Tudo isso sem horários, prazos ou qualquer angústia de obrigatoriedade. Misturado ao lazer: cinema, particularmente o filme noir; jazz, em especial o bebop; e os escritores que sempre me acompanharam – o Bardo e a Bíblia, o Trio do Século (Kafka, Joyce, Proust), o Bruxo (do Cosme Velho) e o Vampiro (de Curitiba), Rosa, Drummond, Bandeira, Clarice; Fitzgerald, Hemingway, John Fante, Cheever & Carver, Conrad, Simenon, Patricia Highsmith, Dylan Thomas, o Svevo de Zeno. E Salinger, o único – além de Albertine Sarrazin (O Astrágalo) – que faz uma referência ortopédica específica num título, no conto Uncle Wiggily in Connecticut – uncle, tio, soa como ankle, tornozelo, que a heroína torce ao correr atrás de um ônibus com o namorado. Todas essas predileções atuam, ainda que inconscientemente, como influências no meu processo de escrita. 
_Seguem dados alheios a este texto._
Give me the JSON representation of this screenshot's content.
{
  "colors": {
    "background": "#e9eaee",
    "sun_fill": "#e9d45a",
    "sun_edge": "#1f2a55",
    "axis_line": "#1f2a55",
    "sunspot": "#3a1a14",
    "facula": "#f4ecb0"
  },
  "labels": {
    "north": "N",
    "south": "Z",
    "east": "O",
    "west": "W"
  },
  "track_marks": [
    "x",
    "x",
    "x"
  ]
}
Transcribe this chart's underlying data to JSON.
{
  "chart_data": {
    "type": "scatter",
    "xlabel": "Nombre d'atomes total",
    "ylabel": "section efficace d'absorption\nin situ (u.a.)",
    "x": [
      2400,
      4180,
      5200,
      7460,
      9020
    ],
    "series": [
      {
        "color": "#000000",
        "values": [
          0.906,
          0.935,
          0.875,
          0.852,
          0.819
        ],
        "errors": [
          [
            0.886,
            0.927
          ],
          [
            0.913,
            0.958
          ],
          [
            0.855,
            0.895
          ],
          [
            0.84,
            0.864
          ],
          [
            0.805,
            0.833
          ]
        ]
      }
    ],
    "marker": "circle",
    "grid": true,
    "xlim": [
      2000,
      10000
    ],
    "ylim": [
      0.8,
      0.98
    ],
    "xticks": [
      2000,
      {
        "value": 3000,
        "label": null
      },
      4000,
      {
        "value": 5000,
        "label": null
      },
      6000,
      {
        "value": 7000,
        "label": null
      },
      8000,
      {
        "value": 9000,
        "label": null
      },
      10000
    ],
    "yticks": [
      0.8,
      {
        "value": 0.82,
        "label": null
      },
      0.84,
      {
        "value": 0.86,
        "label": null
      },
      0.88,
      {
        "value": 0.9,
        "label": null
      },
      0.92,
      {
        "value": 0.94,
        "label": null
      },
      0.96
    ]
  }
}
Sinto hoje como se estivesse descobrindo pela primeira vez o ato de escrever. Não como um ofício, um apostolado, ou uma missão, mas como uma atividade lúdica.

Agrada-me muito a expressão de Boris Vian para a passagem do tempo, o lento e silencioso rolar da “espuma dos dias”. E escolho como fecho uma frase da Baronesa, Isak Dinesen (cujo sobrenome batizou o asteroide 3318 Blixen): 

“A Vida e a Morte são duas urnas fechadas, cada uma delas contendo a chave que abre a outra”.